An insight into the French publishing industry:
Small publishers, booksellers, and bloggers all have their job cut out for them: to find credible influencers, who are more curious than search engines!
After many positive responses to last month’s popular article Holland: In Defense of the Book, this month our new Publishing Industry Insights series features an interview with another 2 Seas client Caroline Lépée, founder of the French publishing house Editions de l’Epée.
In a country where the print book still has an incredible foothold, the e-book had a challenging takeoff. Yet Lépée, who publishes e-books only and partners with traditional publishers for print editions, is tackling the French publishing scene with poise.
By guest contributor Babette Dunkelgrün – first posted in January 2014.

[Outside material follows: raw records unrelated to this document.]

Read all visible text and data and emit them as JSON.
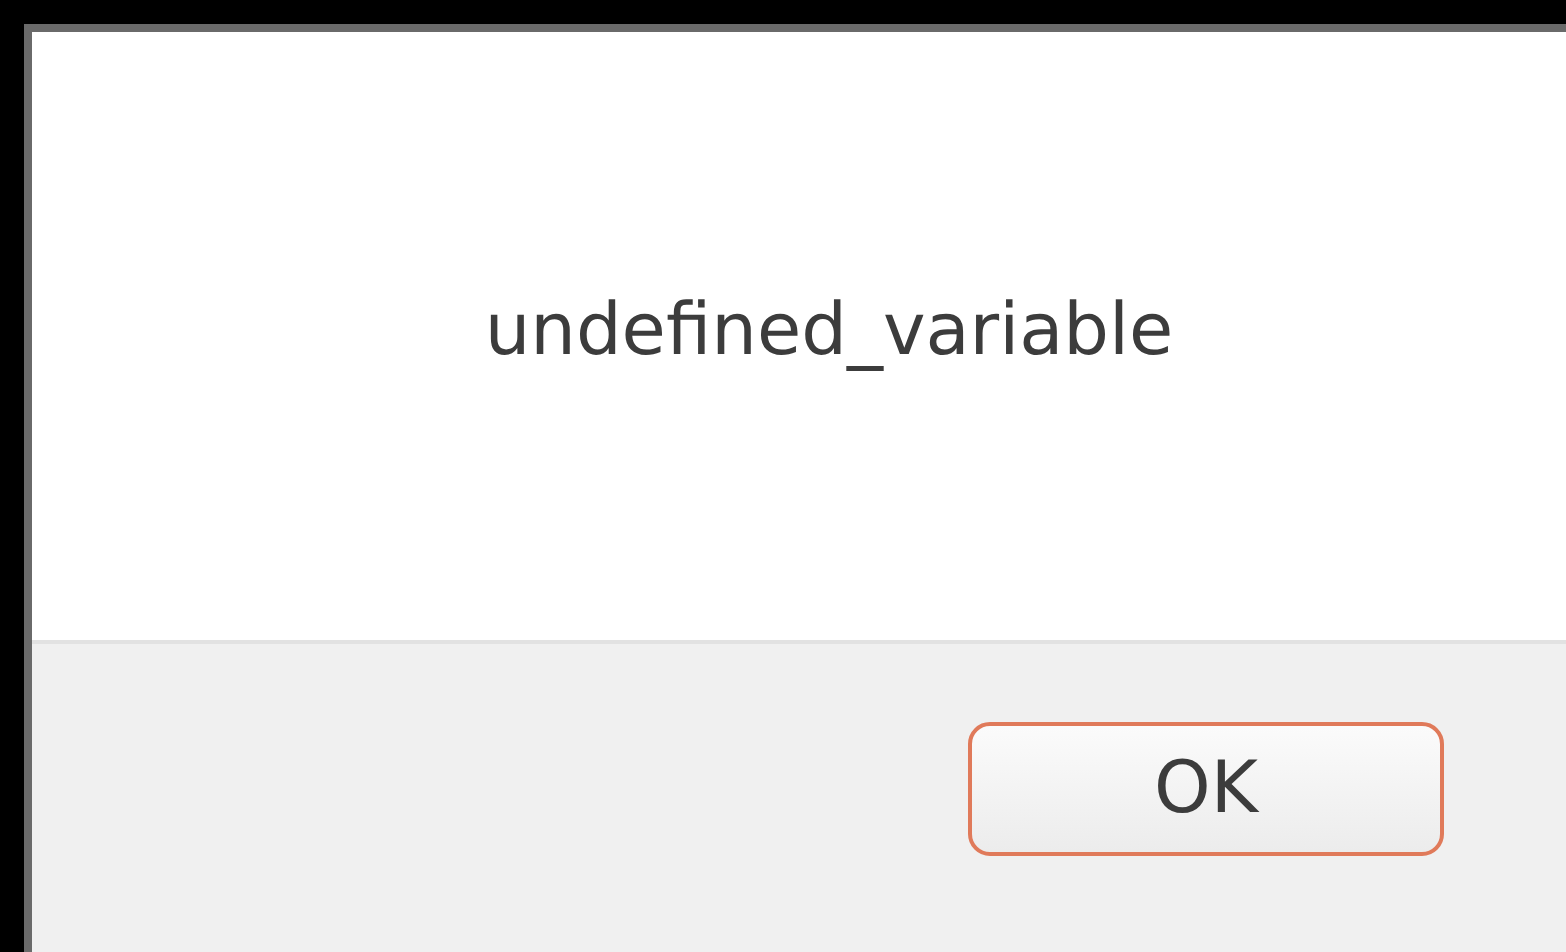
{
  "dialog": {
    "message": "undefined_variable",
    "buttons": [
      {
        "label": "OK",
        "focused": true
      }
    ]
  }
}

Babette: How did you decide to start your own e-book publishing company?
Caroline: Professionally, I grew up in mainstream publishing, which I love. When I started Les Editions de l’Epée, I didn’t immediately think about whether I’d publish e-books or print. What mattered to me in the first place was being able to practice all that I like in this industry: finding the authors and helping them to make their books as good and successful as possible, by honoring every writing style and sharing my enthusiasm with readers.

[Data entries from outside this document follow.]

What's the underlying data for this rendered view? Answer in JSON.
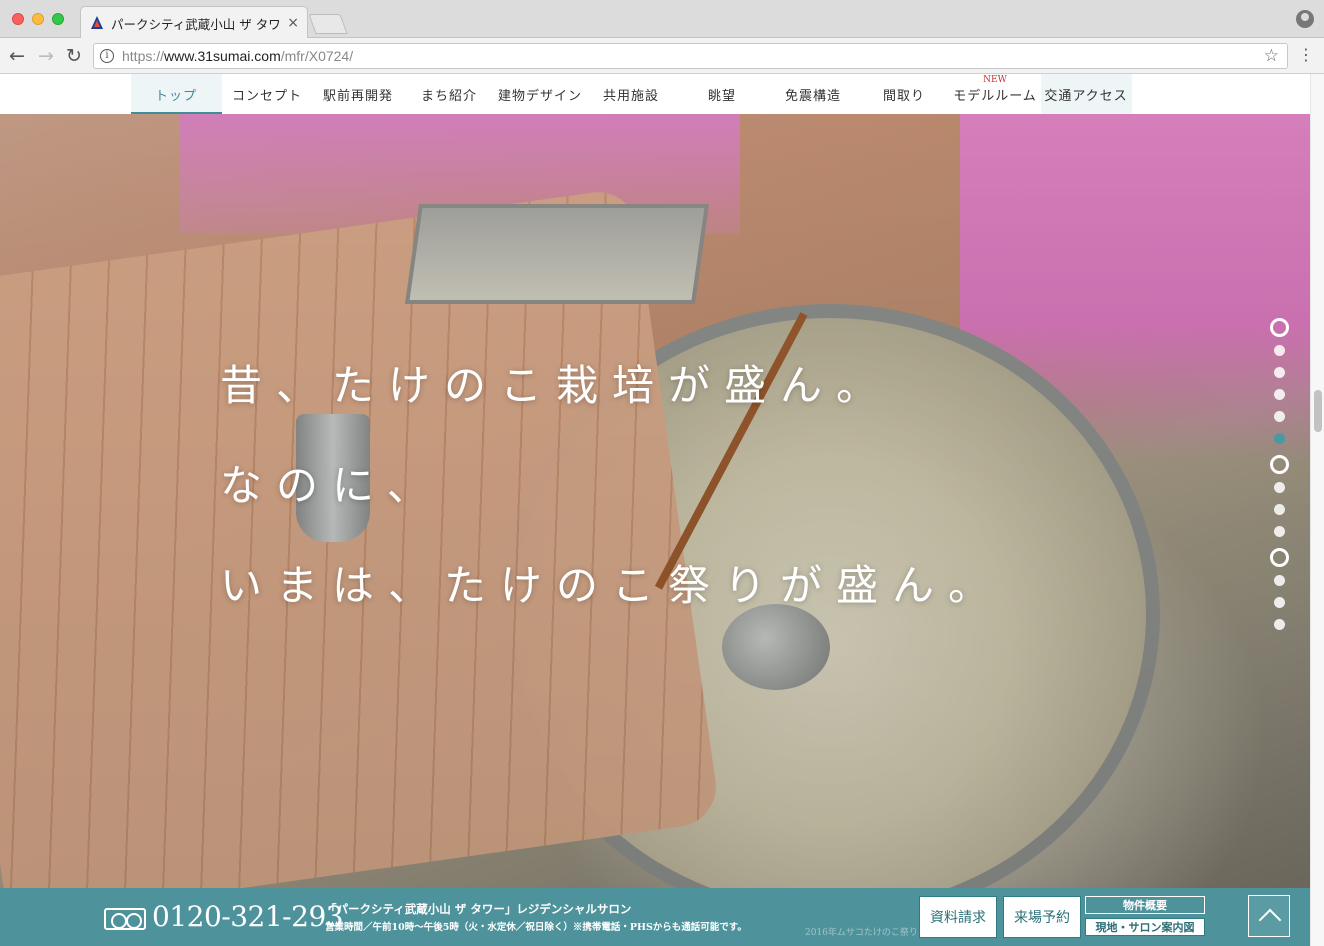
{
  "browser": {
    "tab_title": "パークシティ武蔵小山 ザ タワー",
    "tab_close": "×",
    "url_prefix": "https://",
    "url_domain": "www.31sumai.com",
    "url_path": "/mfr/X0724/",
    "info_glyph": "i",
    "back_glyph": "←",
    "forward_glyph": "→",
    "reload_glyph": "↻",
    "star_glyph": "☆",
    "menu_glyph": "⋮"
  },
  "nav": {
    "items": [
      {
        "label": "トップ"
      },
      {
        "label": "コンセプト"
      },
      {
        "label": "駅前再開発"
      },
      {
        "label": "まち紹介"
      },
      {
        "label": "建物デザイン"
      },
      {
        "label": "共用施設"
      },
      {
        "label": "眺望"
      },
      {
        "label": "免震構造"
      },
      {
        "label": "間取り"
      },
      {
        "label": "モデルルーム"
      },
      {
        "label": "交通アクセス"
      }
    ],
    "new_badge": "NEW"
  },
  "hero": {
    "lines": [
      "昔、たけのこ栽培が盛ん。",
      "なのに、",
      "いまは、たけのこ祭りが盛ん。"
    ],
    "caption": "2016年ムサコたけのこ祭り",
    "dots_total": 15,
    "dots_active_index": 5
  },
  "footer": {
    "phone": "0120-321-293",
    "salon": "「パークシティ武蔵小山 ザ タワー」レジデンシャルサロン",
    "hours": "営業時間／午前10時〜午後5時（火・水定休／祝日除く）※携帯電話・PHSからも通話可能です。",
    "request_button": "資料請求",
    "visit_button": "来場予約",
    "overview_link": "物件概要",
    "map_link": "現地・サロン案内図"
  },
  "colors": {
    "accent": "#3f8d97",
    "footer_bg": "#3f8a94",
    "new_badge": "#d03030"
  },
  "icons": [
    "back-arrow-icon",
    "forward-arrow-icon",
    "reload-icon",
    "info-icon",
    "star-icon",
    "menu-dots-icon",
    "profile-icon",
    "free-dial-icon",
    "scroll-top-icon"
  ]
}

There was a curiosity around the e-book market, which was relatively new. This enabled me to bring a first time or little known author into the spotlight pretty quickly. When it comes to e-books, people will buy books more impulsively, even those by authors they have never heard of before. For example, Roxane Dambre’s first three books of her fantasy series Animae have all ranked in Amazon’s top 10 sales. I’ve learned that, though these sales figures are lower in volume, the e-book process gives us this opportunity to introduce newer authors.
Babette: Historically, the French have prided themselves on maintaining their position as an exception to the rule. Does this no longer apply to the publishing culture?

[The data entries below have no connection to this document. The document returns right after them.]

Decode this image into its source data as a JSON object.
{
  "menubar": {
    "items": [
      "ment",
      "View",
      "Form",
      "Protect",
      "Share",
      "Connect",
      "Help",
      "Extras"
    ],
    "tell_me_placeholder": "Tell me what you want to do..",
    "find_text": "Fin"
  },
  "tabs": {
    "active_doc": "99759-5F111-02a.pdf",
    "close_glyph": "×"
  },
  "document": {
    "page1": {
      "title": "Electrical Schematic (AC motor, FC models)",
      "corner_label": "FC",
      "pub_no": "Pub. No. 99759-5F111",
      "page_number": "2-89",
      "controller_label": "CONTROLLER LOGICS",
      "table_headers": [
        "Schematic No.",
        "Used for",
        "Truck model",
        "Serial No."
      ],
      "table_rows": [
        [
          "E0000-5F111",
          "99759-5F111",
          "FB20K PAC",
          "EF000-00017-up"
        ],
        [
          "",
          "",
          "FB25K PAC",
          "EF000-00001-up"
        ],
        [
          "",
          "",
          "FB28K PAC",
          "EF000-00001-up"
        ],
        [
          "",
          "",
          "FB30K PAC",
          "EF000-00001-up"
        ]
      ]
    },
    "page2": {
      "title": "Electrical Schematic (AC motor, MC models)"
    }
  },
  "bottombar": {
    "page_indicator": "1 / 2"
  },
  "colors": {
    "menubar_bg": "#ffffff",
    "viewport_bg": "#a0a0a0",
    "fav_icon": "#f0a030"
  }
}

Caroline: Contrary to this historical picture, French publishing reflects and experiments. Everyone does want to be part of the global changes. Tensions regarding e-book royalties are now behind us, and I don’t think a single publisher here would dare to offer the same percentage to an author for both the print and the e-book edition. But publishing groups are commercial companies and they had no interest in seeing the digital market take off too quickly, because they are also distributors of paper books, and distribution is a profitable sector.
This policy of high-priced e-books is also justified with regards to well-known authors, who have their own “brand” and whose e-books sell even when they are expensive. A good example: The Goldfinch by Donna Tartt is priced at 15 Euros (over 20 US Dollars)! That said, backlist title prices are declining. Many publishers more or less align the price of the e-book when it is published in mass-market paperback edition—the Gallimard group has set the example here with their mass-market paperback imprint Folio.
As for print books, the majority of publishers has already reduced the number of titles they publish (which had doubled since 1995!); books are much cheaper than they were fifteen years ago. And the paternalistic relationship between publishing houses and authors seems to be behind us, too. The French publisher Kero Editions for example, which signed several prestigious contracts last year, is now giving authors direct access to sales numbers through their website. There is more transparency.
Babette: If you look ahead at the upcoming year in French publishing, what do you see?
Caroline: In a world where physical points of sale are declining, we will need to find new ways to have talented authors emerge into this business. Of course there is the Internet: but what visibility does a book have, when it is surrounded by thousands of other options? This is where, in my opinion, small publishers, booksellers, and bloggers have their job cut out for them: we need to find renowned and credible influencers, who are more curious than search engines!